Cholinergic Neuron-Like Cells Derived from Bone Marrow Stromal Cells Induced by Tricyclodecane-9-yl-Xanthogenate Promote Functional Recovery and Neural Protection after Spinal Cord Injury

• Published in: Cell transplantation Vol. 22; no. 6; pp. 961 - 975
• Main Authors: Sun, Chunhui, Shao, Jing, Su, Le, Zhao, Jing, Bi, Jianzhong, Yang, Shaonan, Zhang, Shangli, Gao, Jiangang, Miao, Junying
• Format: Journal Article
• Language: English
• Published: Los Angeles, CA SAGE Publications 01.01.2013; SAGE Publishing
• Subjects: Acetylcholine - metabolism; Animals; Axons - drug effects; Biomarkers - metabolism; Bridged-Ring Compounds - pharmacology; Bromodeoxyuridine - metabolism; Cell Differentiation - drug effects; Choline O-Acetyltransferase - metabolism; Cholinergic Neurons - cytology; Cholinergic Neurons - enzymology; Cholinergic Neurons - transplantation; Glutamate Decarboxylase - metabolism; Graft Rejection - immunology; Immunohistochemistry; Male; Mesenchymal Stromal Cells - cytology; Mesenchymal Stromal Cells - drug effects; Mesenchymal Stromal Cells - enzymology; Mice; Mice, Inbred C57BL; Motor Neurons - cytology; Motor Neurons - drug effects; Motor Neurons - metabolism; Nerve Regeneration - drug effects; Neuroprotective Agents - pharmacology; Rats; Recovery of Function - drug effects; Spinal Cord Injuries - physiopathology; Spinal Cord Injuries - therapy; Thiones - pharmacology; Transplantation, Heterologous; Cell transplantation; Spinal cord injury (SCI); Bone marrow stromal cells (BMSCs); Cholinergic neuron differentiation; Tricyclodecane-9-yl-xanthogenate (D609)
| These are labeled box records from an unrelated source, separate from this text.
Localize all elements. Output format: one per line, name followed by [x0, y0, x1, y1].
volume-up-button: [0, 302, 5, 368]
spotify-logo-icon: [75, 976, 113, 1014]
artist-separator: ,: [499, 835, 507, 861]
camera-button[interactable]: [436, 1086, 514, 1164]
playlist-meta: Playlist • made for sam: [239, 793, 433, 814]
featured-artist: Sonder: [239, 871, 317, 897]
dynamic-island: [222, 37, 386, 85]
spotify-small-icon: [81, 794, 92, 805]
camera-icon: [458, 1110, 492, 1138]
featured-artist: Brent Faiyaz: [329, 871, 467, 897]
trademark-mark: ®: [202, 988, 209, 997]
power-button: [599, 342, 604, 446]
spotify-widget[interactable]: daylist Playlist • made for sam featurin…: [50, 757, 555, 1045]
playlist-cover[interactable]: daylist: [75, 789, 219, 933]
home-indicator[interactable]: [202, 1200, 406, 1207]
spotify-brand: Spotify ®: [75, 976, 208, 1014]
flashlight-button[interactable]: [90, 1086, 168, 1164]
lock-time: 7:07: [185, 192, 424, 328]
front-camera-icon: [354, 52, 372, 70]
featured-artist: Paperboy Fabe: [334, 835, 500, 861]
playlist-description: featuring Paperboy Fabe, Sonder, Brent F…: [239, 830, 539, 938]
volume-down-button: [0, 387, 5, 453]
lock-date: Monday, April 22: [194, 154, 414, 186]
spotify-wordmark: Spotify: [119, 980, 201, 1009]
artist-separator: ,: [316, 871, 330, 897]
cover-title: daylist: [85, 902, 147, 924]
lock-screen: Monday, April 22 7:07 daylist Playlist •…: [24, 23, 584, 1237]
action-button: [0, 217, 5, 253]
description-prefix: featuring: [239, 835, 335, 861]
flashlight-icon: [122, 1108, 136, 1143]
• ISSN: 0963-6897; 1555-3892
• DOI: 10.3727/096368912X657413

The rate of neuronal differentiation of bone marrow stromal cells (BMSCs) in vivo is very low; therefore, it is necessary to elevate the number of BMSC-derived neurons to cure neurodegenerative diseases. We previously reported that tricyclodecane-9-yl-xanthogenate (D609), an inhibitor of phosphatidylcholine-specific phospholipase C (PC-PLC), induced BMSCs to differentiate into neuron-like cells in vitro. However, the neuronal type is not clear, and it is still unknown whether these neuron-like cells possess physiological properties of functional neurons and whether they can contribute to the recovery of neuron dysfunction. To answer these questions, we investigated their characteristics by detecting neuronal function-related neurotransmitters and calcium image. The results showed that these cells exhibited functional cholinergic neurons in vitro. Transplantation of these cholinergic neuron-like cells promoted the recovery of spinal cord-injured mice, and they were more effective than BMSCs. The number of cholinergic neurons was increased after injection with BMSC-derived cholinergic neuron-like cells, indicating their high differentiation rate in vivo. Moreover, the proportion of cholinergic neurons in host cells and secretion of acetylcholine were increased, and preservation of neurofilament was also observed in the lesion of mice implanted with BMSC-derived neurons, suggesting the neuronal protection of BMSC-derived neurons. Our findings provide both a simple method to induce the differentiation of BMSCs into cholinergic neuron-like cells and a putative strategy for the therapy of spinal cord injuries.